4. Identity-based networking
This has been around for a while, but now that Cisco has introduced its Trusted Security (TrustSec) Architecture, we are bound to see and hear lots more. Basically, TrustSec and its industry cousins marry identity, role, location, and policy together so IT can create user-based networking rules depending upon multiple parameters. Despite the neat sound bites, the biggest identity-based networking activity in 2008 will simply authenticate devices and check their health status. Hey, didn't we call this Network Access Control (NAC) just a few months ago?

5. Data center 10-gigabit Ethernet switching
The Ethernet crowd (i.e. Cisco, Extreme, Hewlett-Packard, etc.) will really push 10-Gigabit Ethernet switching for the data center, especially with the introduction of 10-Gigabit over copper early in the year. Driven by the server virtualization frenzy, large organizations will buy a load of these new switches next year, further driving down the price per port. This will have a ripple effect through the storage world. With all of this new 10-gigabit equipment, large organizations will finally eschew Fibre Channel in favor of IP-based storage.

6. Traffic management
Look at some recent networking trends: P2P, YouTube, service-oriented architecture, IP telephony, etc.--every one of these can potentially wreak havoc on network traffic at a moment's notice. This is only going to get worse as we add more video, IP storage, and dynamic IT virtualization to the traffic mix. Leading-edge companies understand that legacy network management technologies don't cut it anymore. Now it's time for the mass majority to follow by purchasing new tools that help them with traffic spikes, capacity planning, and application tuning. Good news for Arbor Networks, Mazu, and Xangati, which should see big deals and/or acquisitions.

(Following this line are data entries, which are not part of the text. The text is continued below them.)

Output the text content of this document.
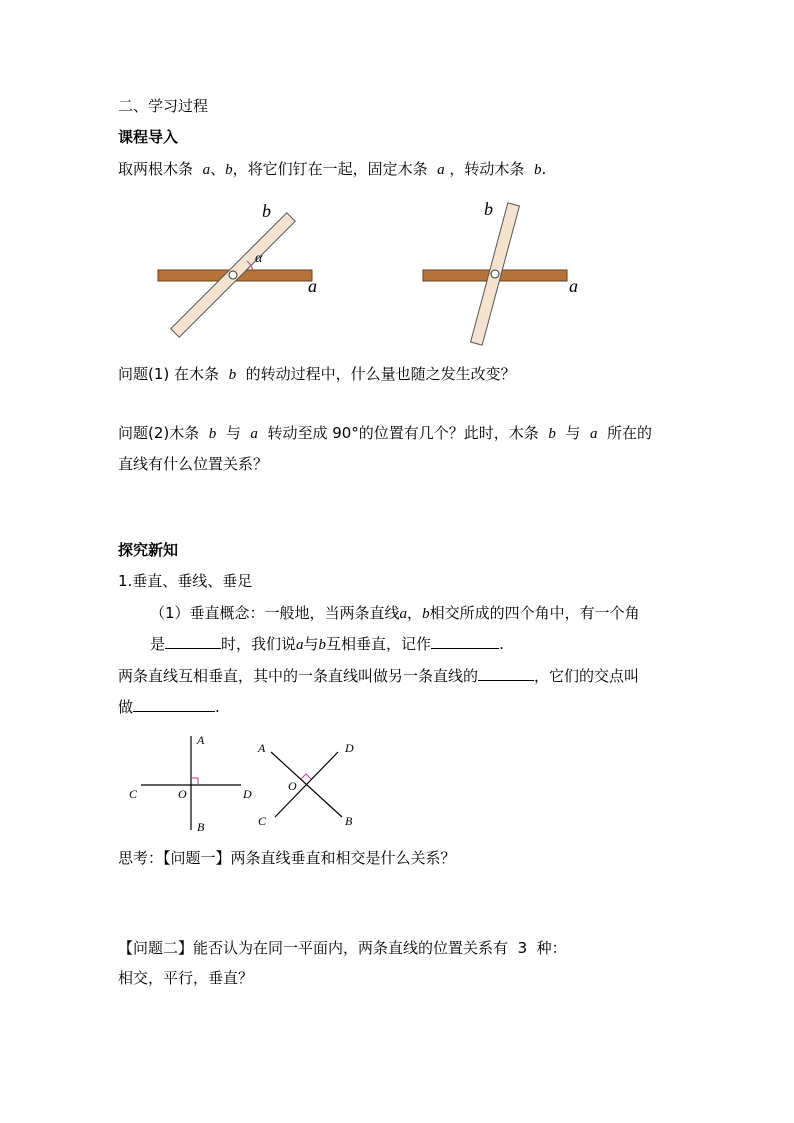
二、学习过程
课程导入
取两根木条 a、b，将它们钉在一起，固定木条 a ，转动木条 b.
α
b
a
b
a
问题(1) 在木条 b 的转动过程中，什么量也随之发生改变？
问题(2)木条 b 与 a 转动至成 90°的位置有几个？此时，木条 b 与 a 所在的
直线有什么位置关系？
探究新知
1.垂直、垂线、垂足
（1）垂直概念：一般地，当两条直线a，b相交所成的四个角中，有一个角
是	时，我们说a与b互相垂直，记作	.
两条直线互相垂直，其中的一条直线叫做另一条直线的	，它们的交点叫
做	.
A
B
C	D
O
A	D
C	B
O
思考：【问题一】两条直线垂直和相交是什么关系？
【问题二】能否认为在同一平面内，两条直线的位置关系有 3 种：
相交，平行，垂直？
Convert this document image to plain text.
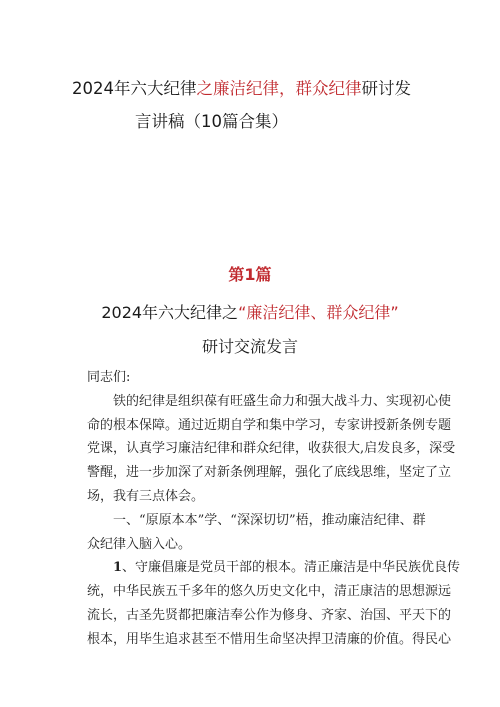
2024年六大纪律之廉洁纪律，群众纪律研讨发
言讲稿（10篇合集）
第1篇
2024年六大纪律之“廉洁纪律、群众纪律”
研讨交流发言

同志们:

铁的纪律是组织葆有旺盛生命力和强大战斗力、实现初心使

命的根本保障。通过近期自学和集中学习，专家讲授新条例专题

党课，认真学习廉洁纪律和群众纪律，收获很大,启发良多，深受

警醒，进一步加深了对新条例理解，强化了底线思维，坚定了立

场，我有三点体会。

一、“原原本本”学、“深深切切”梧，推动廉洁纪律、群

众纪律入脑入心。

1、守廉倡廉是党员干部的根本。清正廉洁是中华民族优良传

统，中华民族五千多年的悠久历史文化中，清正康洁的思想源远

流长，古圣先贤都把廉洁奉公作为修身、齐家、治国、平天下的

根本，用毕生追求甚至不惜用生命坚决捍卫清廉的价值。得民心
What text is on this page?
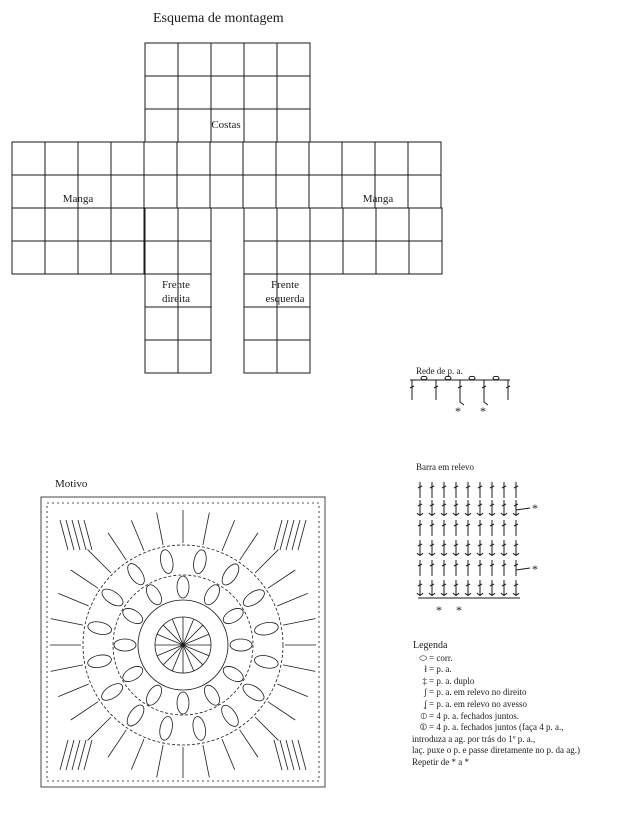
Esquema de montagem
Costas
Manga	Manga
Frente
direita
Frente
esquerda
Rede de p. a.
* *
Barra em relevo
*
*
* *
Motivo
Legenda
⬭ = corr.
ł = p. a.
‡ = p. a. duplo
ʃ = p. a. em relevo no direito
ʆ = p. a. em relevo no avesso
⦶ = 4 p. a. fechados juntos.
⦷ = 4 p. a. fechados juntos (faça 4 p. a.,
introduza a ag. por trás do 1º p. a.,
laç. puxe o p. e passe diretamente no p. da ag.)
Repetir de * a *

7. Network infrastructure breakdown
As large organizations embrace the latest networking gadgets, their network services infrastructure will begin to fail. Think of the dull guts of the network like IP address management (IPAM), DNS/DHCP, and Radius that are often managed using spreadsheets, scripts, or ancient NT 3.5 servers. As noted earlier, Microsoft will make a lot of noise in this space, but expect specialists like Blue Cat, Identity Engines, and Infoblox to shine as well.

8. IPv6
We will see both push and pull in 2008. As of June 30, all federal government agency backbones must be ready to transmit both IPv4 and IPv6 traffic. This in turn means that every supplier to the government must also support IPv6. Vendors will want to get a return on this R&D expense and will therefore push IPv6 hard into the private sector. While this will produce limited results, the IPv6 buzz will really heat up toward the end of 2008 as mobile and "smart" device penetration leads to a new panic about IP address shortages. Look for widespread deployment at the twilight of the decade.

9. Fixed wireless convergence
FWC will enable your cell phone to switch among cellular, Wi-Fi, and WiMax networks without missing a beat. Very cool, but this technology creates an industry "battle royale" as it pits the equipment provider proponents who have everything to gain (i.e. sell new equipment) and the cellular providers who have everything to lose (i.e. lose valuable cellular voice plan revenue). By the end of 2008, progressive carriers will realize that fixed wireless convergence is inevitable and begin to change their business model accordingly. Until then, expect a lot of visionary hype and limited activity.

10. Open cellular networks
Sprint, T-Mobile, and Verizon claim that they will open their networks soon, look for AT&T to make a similar announcement early in 2008. No, Linus Torvalds isn't providing advice for Ivan Seidenberg, CEO of Verizon. All of these carriers simply need unbridled flexibility to respond to an avalanche of impending wireless communications and standards, WiMax, and new handheld platforms like Google Android. Look for the cellular carriers to begin abandoning retail outlets and outsource break/fix services in late 2008 or early 2009.

I'm sure that I missed a bunch of trends but there is always next year. Peace.